La paratuberculose
Décrite dès 1826, la paratuberculose bovine est une entérite qui se traduit par une diarrhée chronique puis persistante, des baisses du niveau de production (lait, fécondité) et l’amaigrissement progressif des animaux jusqu’à la mort. En 1898, Johne et Frothingham notent la présence de nombreux bacilles acido-alcoolo-résistants dans la muqueuse intestinale des bovins malades. Ces bacilles, semblables à ceux de la tuberculose, sont responsables d’un épaississement spécifique de la muqueuse intestinale correspondant à une forme particulière d’entérite qui sera appelée paratuberculose ou maladie de Johne et dont l'agent étiologique est Mycobacterium paratuberculosis (Thorel et al, 1990). La maladie a une incubation lente entre 2 et 5 ans, ainsi la majorité des animaux atteints présente des symptômes à l'âge de 2 à 7 ans. La contamination des animaux se fait par voie orale. M. paratuberculosis, ou bacille de Johne, colonise la région jéjuno-iléale.

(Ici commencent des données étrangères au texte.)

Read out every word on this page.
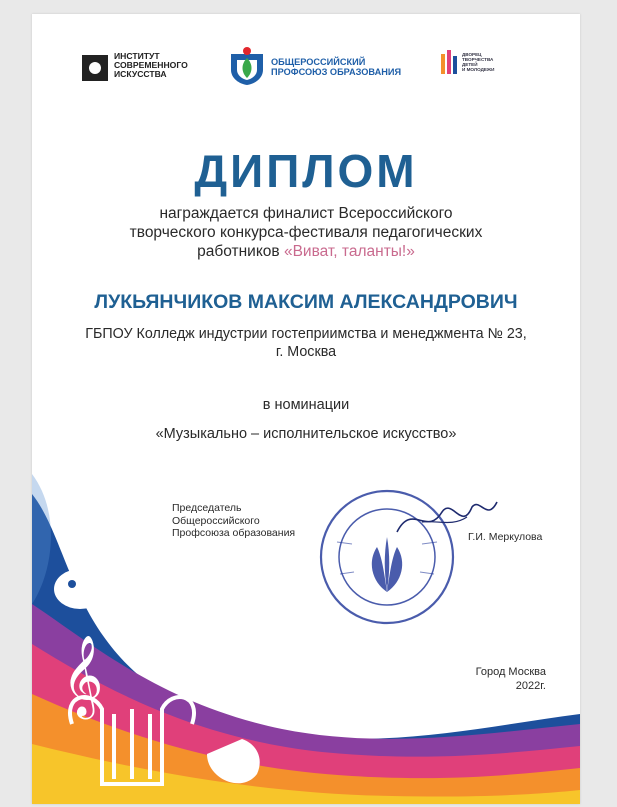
𝄞
ИНСТИТУТ
СОВРЕМЕННОГО
ИСКУССТВА
ОБЩЕРОССИЙСКИЙ
ПРОФСОЮЗ ОБРАЗОВАНИЯ
ДВОРЕЦ
ТВОРЧЕСТВА
ДЕТЕЙ
И МОЛОДЕЖИ
ДИПЛОМ
награждается финалист Всероссийского
творческого конкурса-фестиваля педагогических
работников «Виват, таланты!»
ЛУКЬЯНЧИКОВ МАКСИМ АЛЕКСАНДРОВИЧ
ГБПОУ Колледж индустрии гостеприимства и менеджмента № 23,
г. Москва
в номинации
«Музыкально – исполнительское искусство»
Председатель
Общероссийского
Профсоюза образования	Г.И. Меркулова
Город Москва
2022г.
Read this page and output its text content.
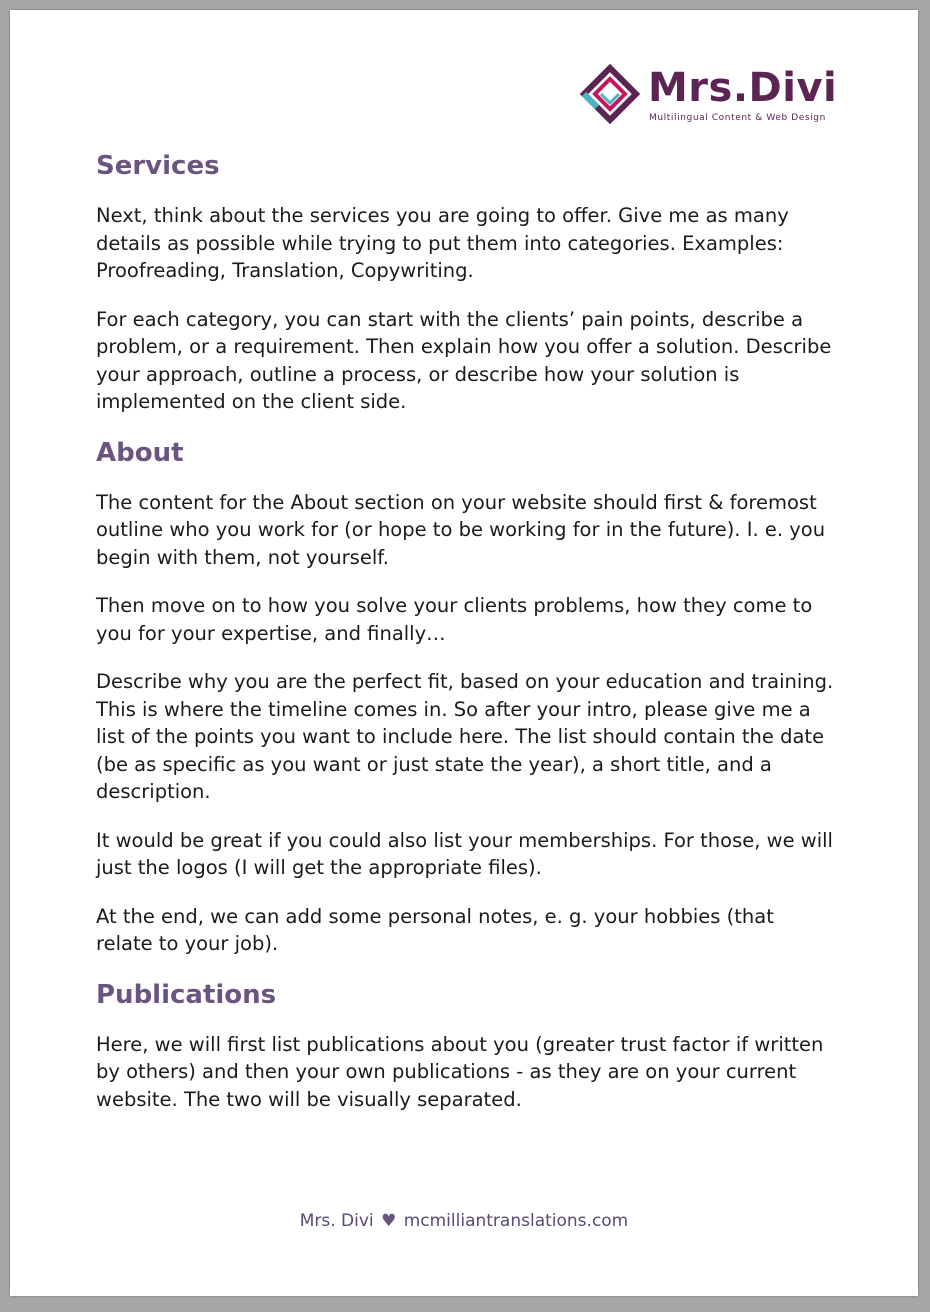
Mrs.Divi
Multilingual Content & Web Design
Services

Next, think about the services you are going to offer. Give me as many details as possible while trying to put them into categories. Examples: Proofreading, Translation, Copywriting.

For each category, you can start with the clients’ pain points, describe a problem, or a requirement. Then explain how you offer a solution. Describe your approach, outline a process, or describe how your solution is implemented on the client side.

About

The content for the About section on your website should first & foremost outline who you work for (or hope to be working for in the future). I. e. you begin with them, not yourself.

Then move on to how you solve your clients problems, how they come to you for your expertise, and finally…

Describe why you are the perfect fit, based on your education and training. This is where the timeline comes in. So after your intro, please give me a list of the points you want to include here. The list should contain the date (be as specific as you want or just state the year), a short title, and a description.

It would be great if you could also list your memberships. For those, we will just the logos (I will get the appropriate files).

At the end, we can add some personal notes, e. g. your hobbies (that relate to your job).

Publications

Here, we will first list publications about you (greater trust factor if written by others) and then your own publications - as they are on your current website. The two will be visually separated.

Mrs. Divi ♥ mcmilliantranslations.com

Le niveau de contamination des matières fécales évolue en fonction du stade de la maladie, de quelques bactéries par gramme de fèces en début d’expression chronique, jusqu’à 10 4 à 10 10 en phase clinique (Collins et al, 1993). Cette bactérie peut ensuite être disséminée dans l’organisme de l’animal par l’intermédiaire des macrophages ; des contaminations par le colostrum, le lait et le sperme sont alors possibles.
La mise en évidence de M. paratuberculosis par culture est longue (6 à 8 semaines) et la mise en évidence des anticorps circulants manque de sensibilité.
En 1985, une équipe de chercheurs du St George's Hospital de Londres dirigée par le professeur J. Hermon-Taylor, identifie un fragment génomique nommé IS900, spécifique des souches de M. paratuberculosis (Green et al, 1990). Depuis de nombreuses équipes ont pu confirmer la parfaite spécificité de ce fragment d'ADN en l'utilisant comme outil de diagnostic en particulier dans des tests PCR (Guillou et al,. 1993).